Tuesday, September 30, 2008

Claim First, Sue Second -- No Justiciable Controversy Where No Breach

King's Gym Complex, Inc. v. Philadelphia Indem. Ins. Co.
(2nd Cir. US Ct. Apps., decided 9/15/2008)

When running up against a policy's two-year suit limitations period, may an insured sue its insurer before making a claim? The Second Circuit, United States Court of Appeals, says no.

King's Gym Complex sued its commercial property insurer in federal court for business income loss coverage before actually filing a claim with the company. The complaint asserted a breach of contract cause of action. Philadelphia Indemnity moved to dismiss the complaint based on the court's lack of subject matter jurisdiction, contending that there was no justiciable controversy for the court to adjudicate.

In AFFIRMING the District Court's granting of Philadelphia's motion, the Second Circuit Court of Appeals agreed with the lower court's reasoning that since King's Gym had not submitted a business loss claim to Philadelphia prior to suing, Philadelphia could not have breached its duty under the policy to honor such a claim, and King's Gym could not assert a claim in federal court based upon such an alleged breach. The Second Circuit also rejected King's Gym's argument that it should be allowed to maintain a suit, even though no justiciable controversy yet existed because otherwise it would be time-barred.

King's Gym argued that the policy did not require it to file a claim before suing, and Philadelphia had not requested that it file a proof of loss on its business income loss claim. The Second Circuit also rejected this argument, holding:
As to the question of its filing a business loss claim with Philadelphia, King's Gym argues that the policy does not explicitly require it to "file a claim" before filing suit against Philadelphia unless Philadelphia had previously requested King's Gym to submit a proof of loss, which Philadelphia did not do. Although the language of the policy between King's Gym and Philadelphia is unclear regarding precisely what conduct by the insured constitutes a filing of a business loss claim, we need not address the question of whether King's Gym did so in this case. King's Gym conceded -- both before the District Court and in its brief to this Court -- that it had not suffered any business loss prior to its filing suit against Philadelphia. The policy obligates Philadelphia to pay for the 'actual loss of Business Income' the insured sustains as a result of a covered loss, and there is no evidence in the record that Philadelphia ever denied or declined to follow up on an actual loss of business income claim by King's Gym.
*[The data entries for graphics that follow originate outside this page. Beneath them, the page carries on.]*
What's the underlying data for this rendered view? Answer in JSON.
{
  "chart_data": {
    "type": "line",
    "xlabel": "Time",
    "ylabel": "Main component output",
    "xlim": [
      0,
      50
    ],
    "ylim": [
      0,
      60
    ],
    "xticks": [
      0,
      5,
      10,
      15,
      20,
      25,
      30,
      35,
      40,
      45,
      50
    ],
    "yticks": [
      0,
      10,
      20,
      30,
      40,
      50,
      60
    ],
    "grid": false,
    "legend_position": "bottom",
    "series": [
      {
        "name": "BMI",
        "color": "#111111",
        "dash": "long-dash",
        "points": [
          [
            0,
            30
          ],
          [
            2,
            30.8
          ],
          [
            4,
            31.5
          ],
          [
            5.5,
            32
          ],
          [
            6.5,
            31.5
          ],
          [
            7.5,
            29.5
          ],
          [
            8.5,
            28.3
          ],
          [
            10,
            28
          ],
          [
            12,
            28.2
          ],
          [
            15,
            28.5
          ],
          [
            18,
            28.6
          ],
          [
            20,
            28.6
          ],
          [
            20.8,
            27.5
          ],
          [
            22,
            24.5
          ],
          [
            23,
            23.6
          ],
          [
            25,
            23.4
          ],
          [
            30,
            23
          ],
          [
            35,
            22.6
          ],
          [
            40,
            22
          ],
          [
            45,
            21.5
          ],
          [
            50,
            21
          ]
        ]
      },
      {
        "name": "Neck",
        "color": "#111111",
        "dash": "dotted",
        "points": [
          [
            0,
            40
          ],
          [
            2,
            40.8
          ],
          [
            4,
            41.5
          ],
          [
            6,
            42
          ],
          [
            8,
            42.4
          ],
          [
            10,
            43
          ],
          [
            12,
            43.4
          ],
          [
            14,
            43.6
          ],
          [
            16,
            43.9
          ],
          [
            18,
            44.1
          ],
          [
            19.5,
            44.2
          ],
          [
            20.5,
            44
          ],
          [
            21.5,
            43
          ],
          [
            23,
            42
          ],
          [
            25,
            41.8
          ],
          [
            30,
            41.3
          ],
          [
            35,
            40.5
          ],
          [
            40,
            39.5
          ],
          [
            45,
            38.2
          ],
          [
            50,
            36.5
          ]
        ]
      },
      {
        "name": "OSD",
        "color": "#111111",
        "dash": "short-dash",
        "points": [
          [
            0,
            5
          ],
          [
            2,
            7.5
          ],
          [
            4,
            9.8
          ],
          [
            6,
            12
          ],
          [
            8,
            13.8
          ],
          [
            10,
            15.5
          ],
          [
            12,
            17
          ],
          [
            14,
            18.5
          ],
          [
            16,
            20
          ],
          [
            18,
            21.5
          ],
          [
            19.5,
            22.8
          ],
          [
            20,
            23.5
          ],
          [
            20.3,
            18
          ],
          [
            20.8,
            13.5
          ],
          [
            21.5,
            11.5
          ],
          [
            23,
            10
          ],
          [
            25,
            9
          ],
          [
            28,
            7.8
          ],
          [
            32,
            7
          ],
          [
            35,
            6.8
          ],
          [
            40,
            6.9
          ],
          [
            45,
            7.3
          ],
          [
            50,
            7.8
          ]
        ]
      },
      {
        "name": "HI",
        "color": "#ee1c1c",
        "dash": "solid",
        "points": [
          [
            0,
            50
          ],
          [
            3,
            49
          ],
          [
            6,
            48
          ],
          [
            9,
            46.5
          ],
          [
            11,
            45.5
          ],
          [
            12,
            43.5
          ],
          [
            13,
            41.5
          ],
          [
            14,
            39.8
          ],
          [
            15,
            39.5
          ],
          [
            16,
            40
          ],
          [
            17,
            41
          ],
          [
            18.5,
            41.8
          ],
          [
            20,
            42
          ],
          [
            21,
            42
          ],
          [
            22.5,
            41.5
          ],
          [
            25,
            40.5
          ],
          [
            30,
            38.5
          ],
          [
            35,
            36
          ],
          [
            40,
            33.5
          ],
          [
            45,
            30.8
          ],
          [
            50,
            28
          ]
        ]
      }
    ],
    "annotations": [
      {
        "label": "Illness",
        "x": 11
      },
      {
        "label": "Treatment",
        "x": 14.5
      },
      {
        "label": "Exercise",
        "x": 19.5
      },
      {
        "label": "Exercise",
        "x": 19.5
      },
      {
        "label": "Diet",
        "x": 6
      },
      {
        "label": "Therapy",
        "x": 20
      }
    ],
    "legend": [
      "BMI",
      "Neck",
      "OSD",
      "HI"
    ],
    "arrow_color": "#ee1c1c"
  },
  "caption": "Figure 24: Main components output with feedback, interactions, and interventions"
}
Indeed, the record demonstrates that Philadelphia repeatedly tried to contact King's Gym and, prior to King's Gym's complaint, notified it that it considered the claim inactive." The District Court correctly concluded that there existed before it no dispute ripe for adjudication, and the District Court properly granted Philadelphia's motion to dismiss King's Gym's claims for lack of subject matter jurisdiction.
The same argument of lack of a justiciable controversy and subject matter jurisdiction can be made in a situation where an insured does not submit its replacement cost holdback claim prior to the two-year loss anniversary but nonetheless commences suit to "protect the statute", i.e., to sue within the policy's two-year suit limitations period. My office has successfully moved to dismiss a number of such suits on this basis. See No Replacement of Property Within 2 Years Results in Dismissal of RC Holdback Suit.

This decision is unpublished. Pursuant to Federal Rules of Appellate Procedure Rule 32.1, parties may cite to this opinion, but must provide a copy of it with their papers.